En vez de llegar la ayuda, venían los acreedores para que les pagásemos. Yo no podía librarme de ellos. Un día estábamos propiamente sin nada. El portero era por entonces nuestro querido Don Zanocchi, que llevaba sólo unos meses con nosotros. ¡Y era la antevíspera de la fiesta! El portero llegó a la carrera y me dice: «Hay un señor que quiere hablar con usted!». «Pero ¿Quién es? ¿Es un acreedor?». «No lo conozco». ¿No es el carnicero o el lechero?». «No lo sé». «No lo he visto nunca». «¡Mire bien que no sea ningún acreedor!».

Desciendo las escaleras deprisa y me encuentro delante de un señor vestido modestamente y con una barbita rubia.
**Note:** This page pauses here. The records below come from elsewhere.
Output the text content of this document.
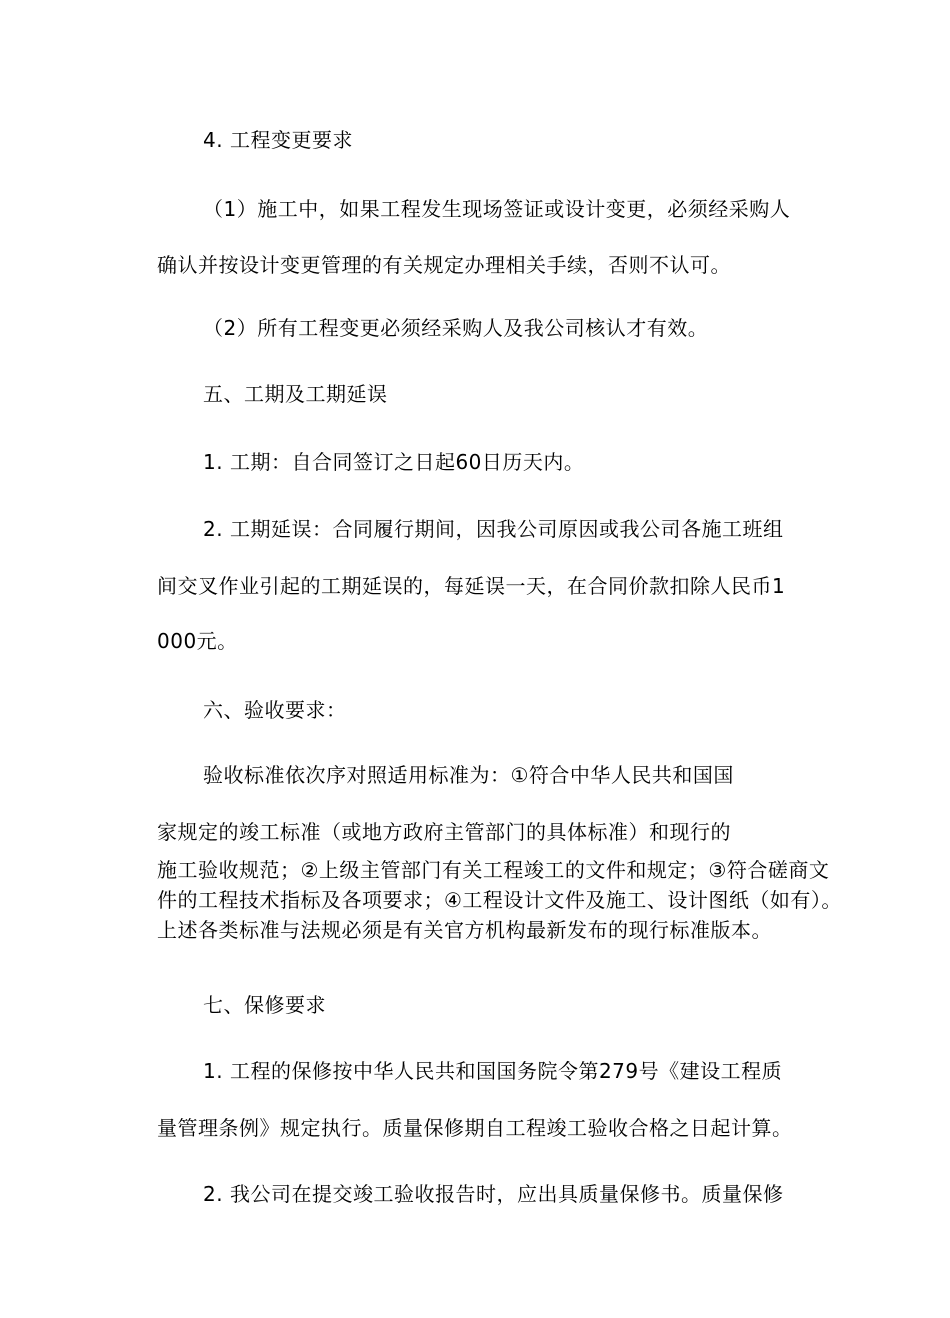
4. 工程变更要求
（1）施工中，如果工程发生现场签证或设计变更，必须经采购人
确认并按设计变更管理的有关规定办理相关手续，否则不认可。
（2）所有工程变更必须经采购人及我公司核认才有效。
五、工期及工期延误
1. 工期：自合同签订之日起60日历天内。
2. 工期延误：合同履行期间，因我公司原因或我公司各施工班组
间交叉作业引起的工期延误的，每延误一天，在合同价款扣除人民币1
000元。
六、验收要求：
验收标准依次序对照适用标准为：①符合中华人民共和国国
家规定的竣工标准（或地方政府主管部门的具体标准）和现行的
施工验收规范；②上级主管部门有关工程竣工的文件和规定；③符合磋商文件的工程技术指标及各项要求；④工程设计文件及施工、设计图纸（如有）。上述各类标准与法规必须是有关官方机构最新发布的现行标准版本。
七、保修要求
1. 工程的保修按中华人民共和国国务院令第279号《建设工程质
量管理条例》规定执行。质量保修期自工程竣工验收合格之日起计算。
2. 我公司在提交竣工验收报告时，应出具质量保修书。质量保修
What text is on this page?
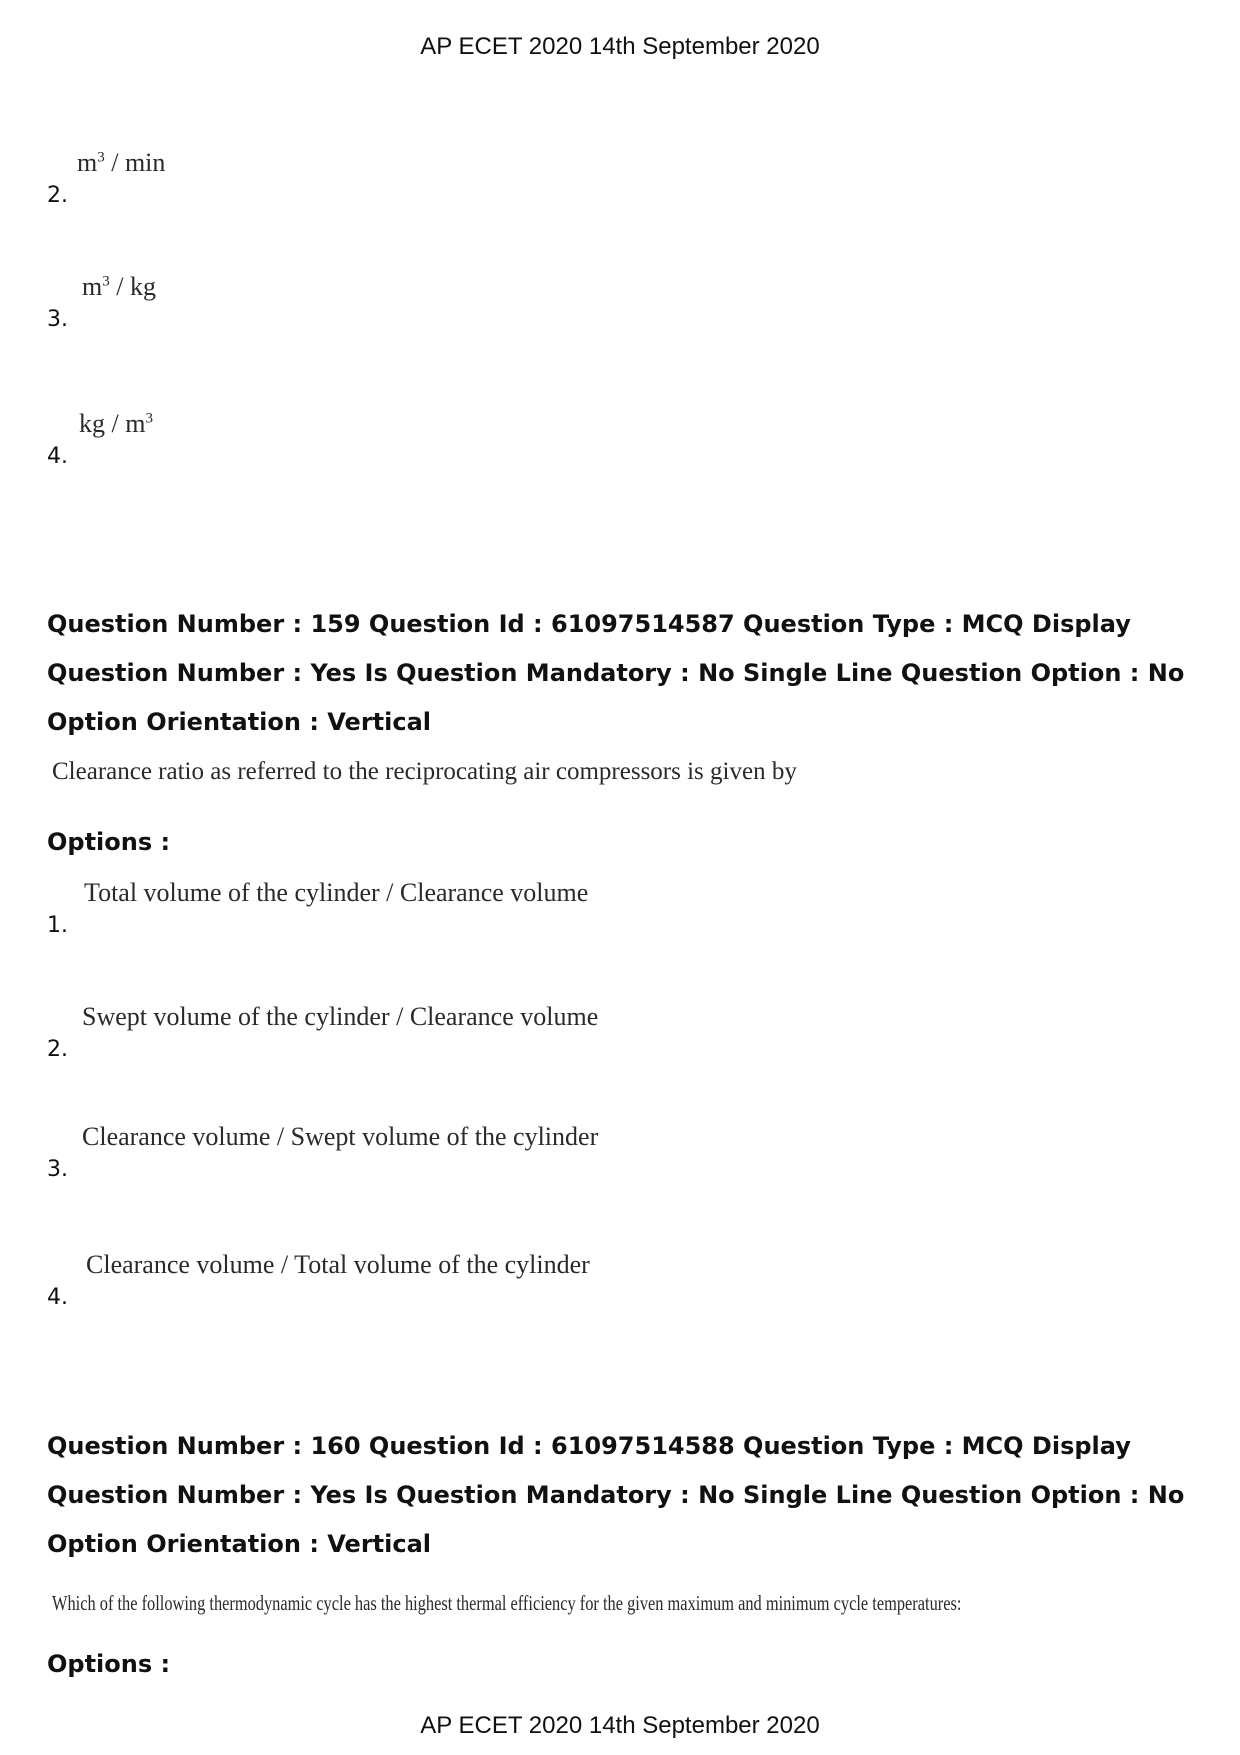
AP ECET 2020 14th September 2020
2.
$m^3$ / min
3.
$m^3$ / kg
4.
kg / $m^3$
Question Number : 159 Question Id : 61097514587 Question Type : MCQ Display Question Number : Yes Is Question Mandatory : No Single Line Question Option : No Option Orientation : Vertical
Clearance ratio as referred to the reciprocating air compressors is given by
Options :
1.
Total volume of the cylinder / Clearance volume
2.
Swept volume of the cylinder / Clearance volume
3.
Clearance volume / Swept volume of the cylinder
4.
Clearance volume / Total volume of the cylinder
Question Number : 160 Question Id : 61097514588 Question Type : MCQ Display Question Number : Yes Is Question Mandatory : No Single Line Question Option : No Option Orientation : Vertical
Which of the following thermodynamic cycle has the highest thermal efficiency for the given maximum and minimum cycle temperatures:
Options :
AP ECET 2020 14th September 2020
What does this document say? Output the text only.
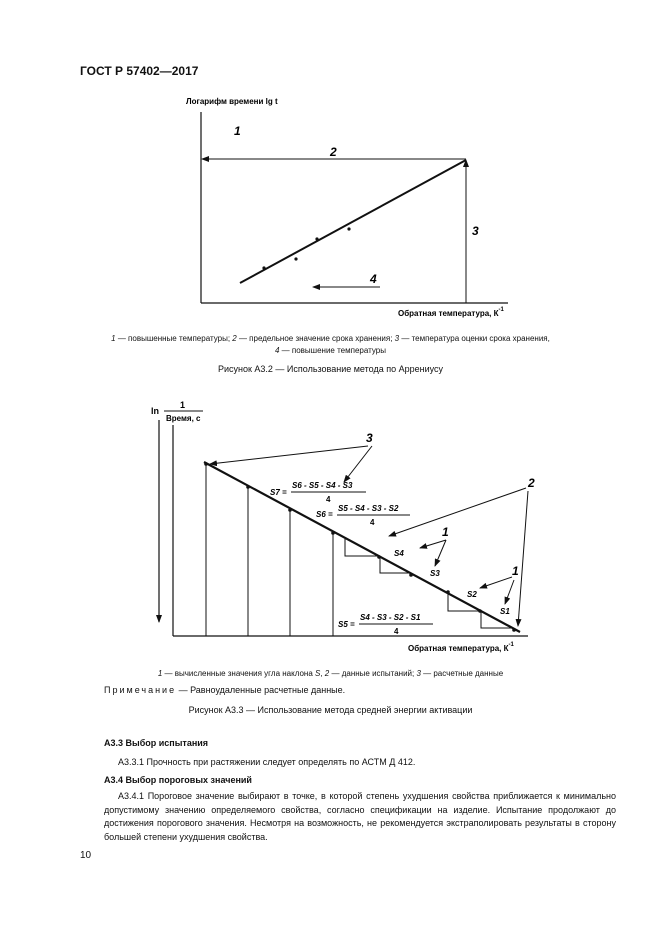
ГОСТ Р 57402—2017
Логарифм времени lg t
Обратная температура, $К^{-1}$
1
2
3
4
1 — повышенные температуры; 2 — предельное значение срока хранения; 3 — температура оценки срока хранения,
4 — повышение температуры
Рисунок А3.2 — Использование метода по Аррениусу
ln
1
Время, с
Обратная температура, $К^{-1}$
S4
S3
S2
S1
S7 =
S6 - S5 - S4 - S3
4
S6 =
S5 - S4 - S3 - S2
4
S5 =
S4 - S3 - S2 - S1
4
3
2
1
1
1 — вычисленные значения угла наклона S, 2 — данные испытаний; 3 — расчетные данные
Примечание — Равноудаленные расчетные данные.
Рисунок А3.3 — Использование метода средней энергии активации
А3.3 Выбор испытания
А3.3.1 Прочность при растяжении следует определять по АСТМ Д 412.
А3.4 Выбор пороговых значений
А3.4.1 Пороговое значение выбирают в точке, в которой степень ухудшения свойства приближается к минимально допустимому значению определяемого свойства, согласно спецификации на изделие. Испытание продолжают до достижения порогового значения. Несмотря на возможность, не рекомендуется экстраполировать результаты в сторону большей степени ухудшения свойства.
10
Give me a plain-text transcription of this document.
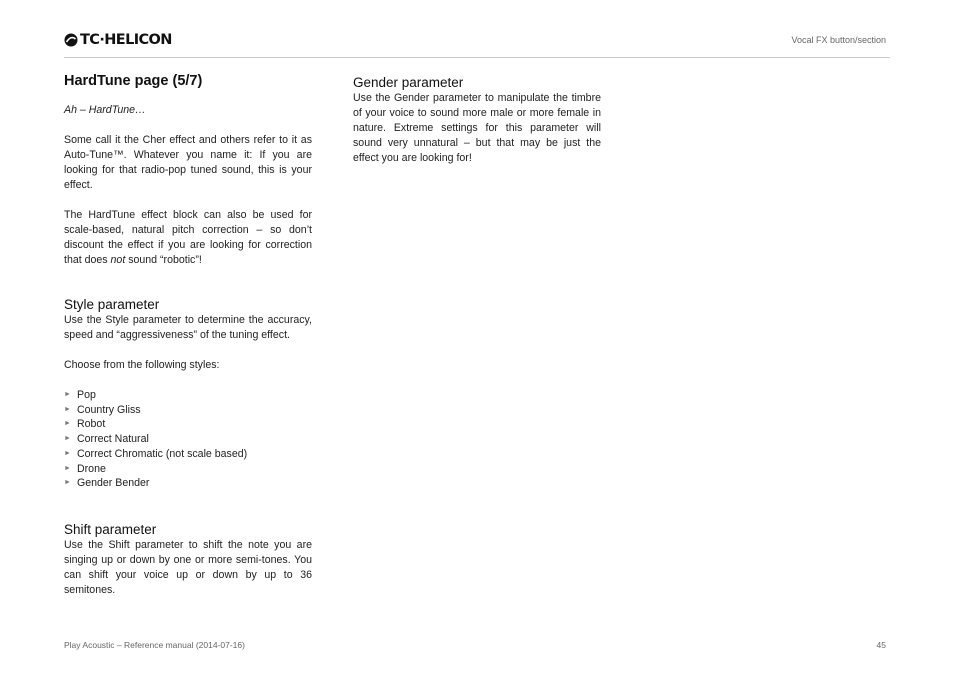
TC·HELICON	Vocal FX button/section
HardTune page (5/7)

Ah – HardTune…

Some call it the Cher effect and others refer to it as Auto-Tune™. Whatever you name it: If you are looking for that radio-pop tuned sound, this is your effect.

The HardTune effect block can also be used for scale-based, natural pitch correction – so don’t discount the effect if you are looking for correction that does not sound “robotic”!

Style parameter

Use the Style parameter to determine the accuracy, speed and “aggressiveness” of the tuning effect.

Choose from the following styles:

► Pop
► Country Gliss
► Robot
► Correct Natural
► Correct Chromatic (not scale based)
► Drone
► Gender Bender
Shift parameter

Use the Shift parameter to shift the note you are singing up or down by one or more semi-tones. You can shift your voice up or down by up to 36 semitones.

Gender parameter

Use the Gender parameter to manipulate the timbre of your voice to sound more male or more female in nature. Extreme settings for this parameter will sound very unnatural – but that may be just the effect you are looking for!

Play Acoustic – Reference manual (2014-07-16)	45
Aquel señor me dijo: «¿Es usted el superior? ¡Aquí tiene una suma de dinero!», y sacó un grueso sobre. Entonces le pregunté si teníamos que decir algunas misas: «¿Tenemos alguna beneficencia que hacer?». «¡No, no!», respondió. «No hay nada que hacer. ¡Sólo continuar rezando!». 

Yo no lo había visto nunca. Me miró un instante y, saludándome con una inclinación, se fue deprisa. Hubiese querido entretenerlo un poco pero aquella presencia y aquellas palabras me habían dejado como encantado. Aquel señor dio unos pasos; salió por la puerta, bajó el escalón, pero después ya no se le vio más, ni a la derecha ni a la izquierda, ni bajo los pórticos ni en la iglesia; en el patio estaban sólo los muchachos… Se mandó inmediatamente a dos de ellos para buscarle, pero fue inútil. 

Vino después Monseñor Novelli y se le contó lo que había pasado. Y él dijo: «¡Era San José, era verdaderamente San José, que ha querido confortaros!». Entre nosotros verdaderamente siempre creímos que fue San José. 

Este hecho fue siempre contado como reconocimiento a San José por aquella providencia extraordinaria Y he creído oportuno hablar de ello, porque también ustedes después de este buen puñado de años pasados, quieran aún agradecerlo conmigo». (Parola, 18 marzo 1938).

Desde entonces, como signo de reconocimiento, Don Orione hizo poner y tener un pan fresco colgado en el cuello de la estatua de San José. Y así se hace en las casas de la Congregación.